Cat Counter Watch - Computer Vision Cat Detection

Cat Counter Watch is a containerized computer vision service that monitors a video stream, detects cats, checks whether a cat is inside a defined kitchen-counter region, and sends an HTTP POST event when the condition is met.

It runs entirely on CPU and is designed for Raspberry Pi (64-bit) or any low-power Linux machine. It does not require a GPU.


What the Project Does

  • Connects to a webcam (/dev/video0) or an RTSP/HTTP stream.
  • Runs object detection on each frame.
  • Filters detections to specific classes (default: cat).
  • Checks whether the detected cat’s bounding box center lies inside a configured polygon (the counter area).
  • Requires the condition to hold for a configurable number of consecutive frames.
  • Enforces a cooldown period between triggers.
  • Sends an HTTP POST request to a configured endpoint when triggered.

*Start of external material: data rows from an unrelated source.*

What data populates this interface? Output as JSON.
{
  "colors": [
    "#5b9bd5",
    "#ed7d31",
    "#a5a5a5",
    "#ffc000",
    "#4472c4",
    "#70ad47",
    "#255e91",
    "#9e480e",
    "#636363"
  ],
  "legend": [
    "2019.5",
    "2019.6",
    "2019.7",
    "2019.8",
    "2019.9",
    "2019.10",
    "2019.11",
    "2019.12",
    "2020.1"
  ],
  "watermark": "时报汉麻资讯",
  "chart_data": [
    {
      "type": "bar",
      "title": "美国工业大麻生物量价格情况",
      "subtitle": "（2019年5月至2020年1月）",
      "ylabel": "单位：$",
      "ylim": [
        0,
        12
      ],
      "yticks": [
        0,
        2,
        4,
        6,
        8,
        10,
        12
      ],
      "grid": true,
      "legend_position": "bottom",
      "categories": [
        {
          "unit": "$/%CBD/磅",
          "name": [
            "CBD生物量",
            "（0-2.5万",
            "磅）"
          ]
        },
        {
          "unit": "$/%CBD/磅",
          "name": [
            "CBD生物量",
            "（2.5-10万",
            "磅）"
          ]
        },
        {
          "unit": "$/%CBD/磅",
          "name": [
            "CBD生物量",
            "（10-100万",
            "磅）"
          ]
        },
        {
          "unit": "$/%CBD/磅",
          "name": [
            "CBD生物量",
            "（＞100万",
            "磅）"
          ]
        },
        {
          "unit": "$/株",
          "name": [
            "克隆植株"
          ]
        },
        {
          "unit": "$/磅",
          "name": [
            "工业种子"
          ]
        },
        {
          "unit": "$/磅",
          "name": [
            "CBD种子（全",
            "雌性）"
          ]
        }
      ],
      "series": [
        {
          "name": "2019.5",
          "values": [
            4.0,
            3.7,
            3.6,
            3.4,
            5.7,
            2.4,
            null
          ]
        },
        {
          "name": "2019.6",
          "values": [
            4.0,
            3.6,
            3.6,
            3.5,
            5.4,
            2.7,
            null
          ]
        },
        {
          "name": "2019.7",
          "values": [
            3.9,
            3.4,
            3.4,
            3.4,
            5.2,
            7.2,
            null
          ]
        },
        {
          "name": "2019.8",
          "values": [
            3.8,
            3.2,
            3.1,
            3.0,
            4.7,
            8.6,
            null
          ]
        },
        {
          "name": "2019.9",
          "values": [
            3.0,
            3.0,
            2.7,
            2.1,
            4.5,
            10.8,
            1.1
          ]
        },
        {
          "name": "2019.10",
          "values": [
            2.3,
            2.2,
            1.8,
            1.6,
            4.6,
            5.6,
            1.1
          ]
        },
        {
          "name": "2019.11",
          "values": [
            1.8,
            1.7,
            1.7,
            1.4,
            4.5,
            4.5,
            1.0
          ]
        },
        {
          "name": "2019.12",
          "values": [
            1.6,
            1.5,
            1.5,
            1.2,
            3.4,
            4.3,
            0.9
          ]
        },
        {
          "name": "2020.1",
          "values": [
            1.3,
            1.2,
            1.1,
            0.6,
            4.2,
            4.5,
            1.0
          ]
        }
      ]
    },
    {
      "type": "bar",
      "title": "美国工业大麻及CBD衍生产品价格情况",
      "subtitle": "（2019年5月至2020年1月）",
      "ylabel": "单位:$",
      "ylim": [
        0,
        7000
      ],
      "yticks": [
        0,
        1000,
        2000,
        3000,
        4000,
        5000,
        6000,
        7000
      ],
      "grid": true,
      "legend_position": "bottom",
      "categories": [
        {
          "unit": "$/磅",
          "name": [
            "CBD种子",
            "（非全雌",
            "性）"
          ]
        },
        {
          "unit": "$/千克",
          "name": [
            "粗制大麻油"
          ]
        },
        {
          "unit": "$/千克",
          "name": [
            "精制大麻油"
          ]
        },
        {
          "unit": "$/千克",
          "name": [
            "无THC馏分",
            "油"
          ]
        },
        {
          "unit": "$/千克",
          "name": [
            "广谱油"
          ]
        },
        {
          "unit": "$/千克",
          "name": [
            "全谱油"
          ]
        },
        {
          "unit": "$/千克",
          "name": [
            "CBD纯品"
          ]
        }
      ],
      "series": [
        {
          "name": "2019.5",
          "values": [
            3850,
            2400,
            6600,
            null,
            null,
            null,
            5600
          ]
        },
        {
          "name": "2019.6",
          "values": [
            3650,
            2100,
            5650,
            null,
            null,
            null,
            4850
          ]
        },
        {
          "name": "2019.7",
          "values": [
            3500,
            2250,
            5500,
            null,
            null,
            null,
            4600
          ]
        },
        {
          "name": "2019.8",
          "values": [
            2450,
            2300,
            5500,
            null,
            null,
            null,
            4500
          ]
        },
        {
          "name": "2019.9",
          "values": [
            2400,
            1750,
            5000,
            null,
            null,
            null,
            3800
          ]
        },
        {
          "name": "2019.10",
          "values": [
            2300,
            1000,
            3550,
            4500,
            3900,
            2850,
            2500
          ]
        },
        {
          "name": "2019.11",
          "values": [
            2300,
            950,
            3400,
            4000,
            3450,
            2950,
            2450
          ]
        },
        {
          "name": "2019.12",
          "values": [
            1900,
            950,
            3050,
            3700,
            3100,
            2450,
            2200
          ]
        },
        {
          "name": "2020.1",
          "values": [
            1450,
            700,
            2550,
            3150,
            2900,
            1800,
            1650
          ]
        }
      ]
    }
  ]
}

The service runs continuously and logs status information such as effective FPS and inference time.


Why It Exists

The goal is to create a reliable, local trigger for external hardware (ESP, Arduino, relay, pneumatic valve, etc.) based on a simple visual condition.

Any microcontroller or backend service capable of handling an HTTP POST can receive the event.


How it works

The detector uses a lightweight YOLO (YOLOv4-tiny) model suitable for CPU inference.

Processing steps per frame:

  1. Resize to IMG_SIZE.
  2. Run forward pass through the model.
  3. Apply confidence threshold and non-max suppression.
  4. Filter detections by class name.
  5. Compute bounding box center.
  6. Check if the center point lies inside the configured ROI polygon.

If the cat remains inside the ROI (Region of Interest) for CONSEC_HITS consecutive processed frames, the trigger condition becomes true.


Deployment

The application is packaged as a Podman container.

Build:

podman build -t cat-counter-watch .

Run with a webcam:

podman run --rm -it \
  --network=host \
  --device=/dev/video0 \
  -e EVENT_URL=http://127.0.0.1:8000/event \
  -e ROI_POLY="50,50;590,50;590,430;50,430" \
  cat-counter-watch

Run with RTSP:

-e CAM_SOURCE="rtsp://host:port/path"

All configuration is passed through environment variables.


ROI Definition

The counter area is defined as a polygon using pixel coordinates:

x1,y1;x2,y2;x3,y3;...

A helper script (roi_click_calibrator.py) allows interactive point selection using OpenCV.


RTSP Emulator

RTSP Emulator is a small Java program that publishes a synthetic RTSP video stream containing either a “cat” image or a “no-cat” image. It streams static images into a local RTSP server and allows switching between them at runtime. It is a lot more useful to test via keypress instead of finding my cat whenever I want to try my changes.